Empires of the Word - Nicholas Ostler [315]
Consider the varying success of Greek in western Asia and Egypt, after Alexander’s epochal conquests in 332-323 BC. In principle the administration was everywhere converted from Aramaic to Greek, and there were Greek settlements all over, at least within bigger cities; but Greek only became pervasive in Asia Minor, the great peninsula of Anatolia. (See Chapter 6, ‘Kings of Asia: Greek spread through war’, pp. 247ff.) In other words, Greek was most successful in the old domain of the Phrygian language in the centre (known from inscriptions to have been closely related to it), and of the Lydian and other Anatolian languages, Indo-European tongues whose structure was also fairly similar to Greek. Greek was unsuccessful, except in planted communities of native speakers, in Syria, Palestine and Mesopotamia (where people spoke Aramaic), in Egypt (where people spoke Aramaic and Egyptian), and in Persia (where people spoke Aramaic and Persian). It is most surprising structurally that Greek did not take root in Persia, since Persian is a fairly similar Indo-European language (and was famously learnt in a year by an ageing Greek Themistocles—see the Plutarch quote on p. 5); but perhaps there are non-linguistic reasons why an alien language should be particularly resented and so resisted in the heartland of what had been an independent and mighty empire for over two centuries.

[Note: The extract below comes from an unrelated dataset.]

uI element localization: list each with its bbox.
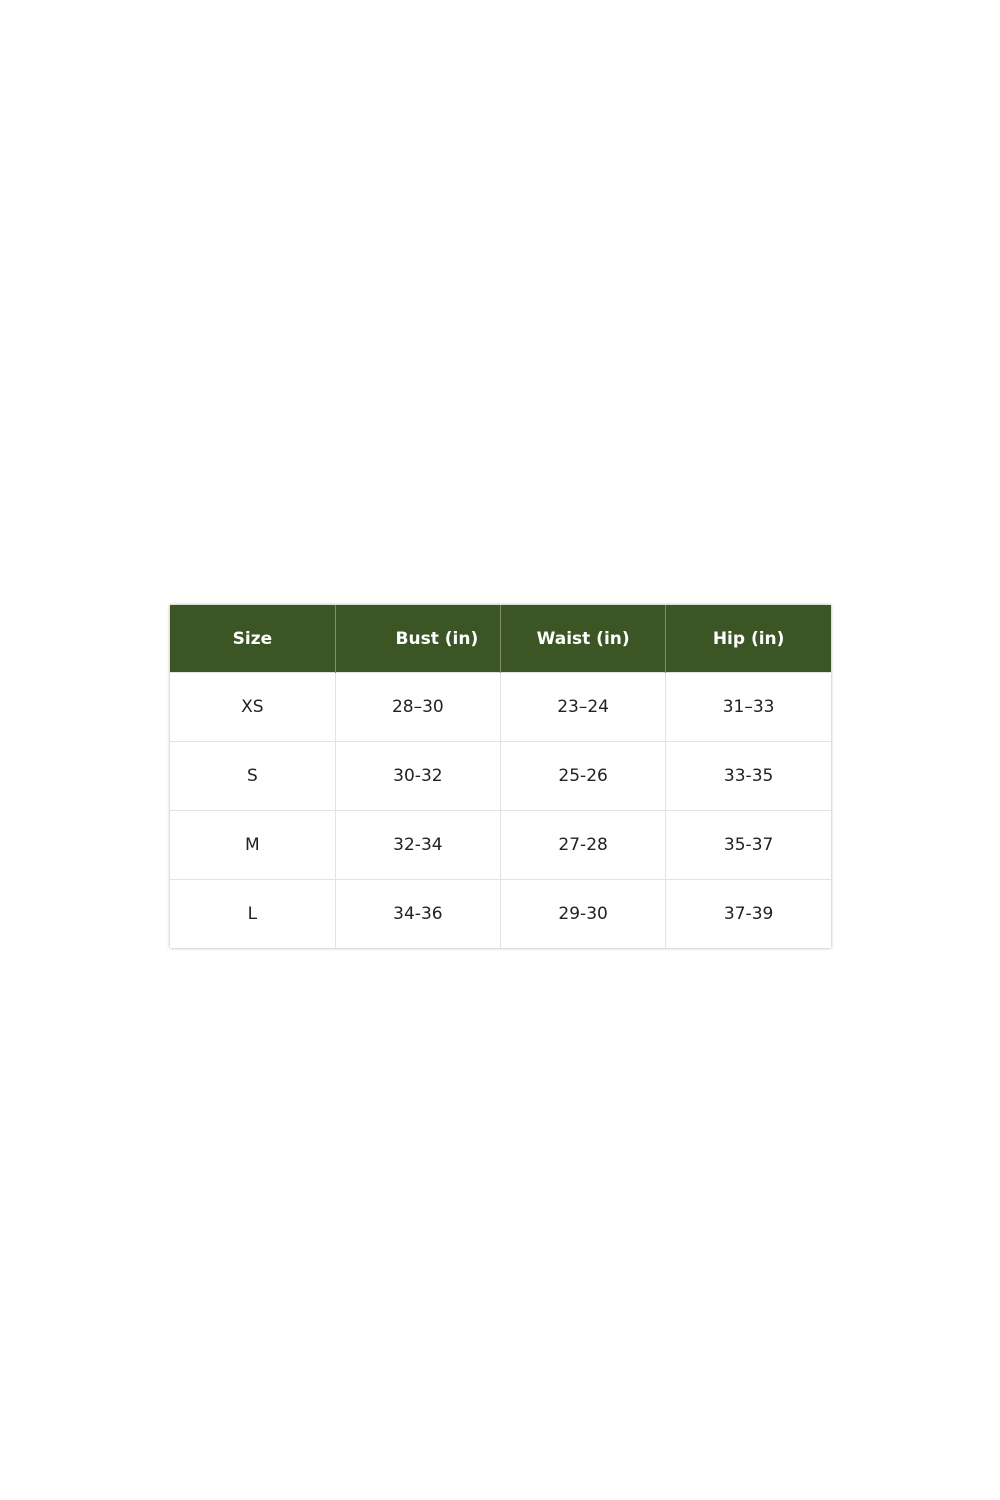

A third example where language structure seems to have been crucial in the life prospects of a language is almost total absence of Mongolian from central and western Asia and from Europe, since the far-reaching conquests of the Mongols under Tamerlane across Iran in the fourteenth century, and previously under Genghis Khan and his successors in the thirteenth. The Golden Horde which sacked Kiev in 1240 was a Mongol army; and even Babur’s dynasty, which dominated India from the sixteenth century, rejoiced in the name ‘Mughal’, that is to say Mogul or Mongol, although his language, as we have seen, was Turkic. (See Chapter 3, “Third interlude: Turkic and Persian, outriders of Islam’, p. 106.) None of the Mongol invasions was soon undone or rolled back: what had happened to all these successful Mongolians?

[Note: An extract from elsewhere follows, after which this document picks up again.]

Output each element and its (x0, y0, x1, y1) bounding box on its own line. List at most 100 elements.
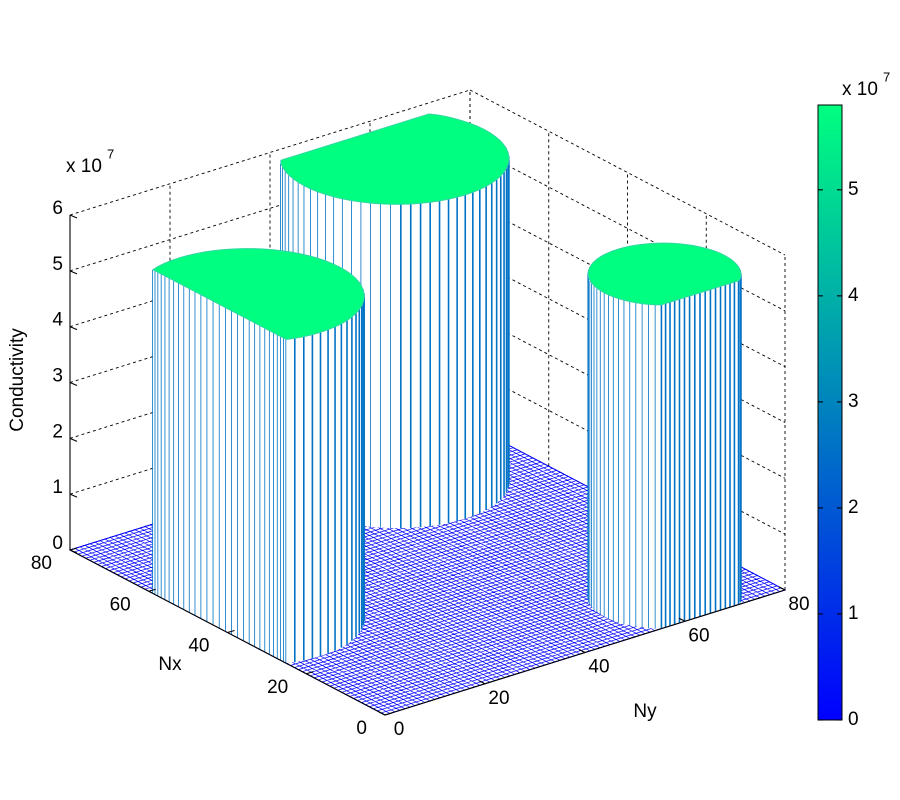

A crucial feature of the Mongol-led invasions was the fact that they largely recapitulated earlier conquests of Turks (such as Huns and Khazars). Furthermore, they were conducted predominantly with contingents of Turkic-speaking warriors. Now Turkic and Mongolian, even if they are not genetically related, have become highly similar to each other structurally. (See Chapter 4, ‘Northern influences’, p. 145.) It was very easy, therefore, for a Mongol speaker to pick up Turkic, so to speak—and no doubt often quite literally—on the trot. Outside Mongolia, Mongols tended to be in a minority, and so their language was submerged in the language of their Turkic allies.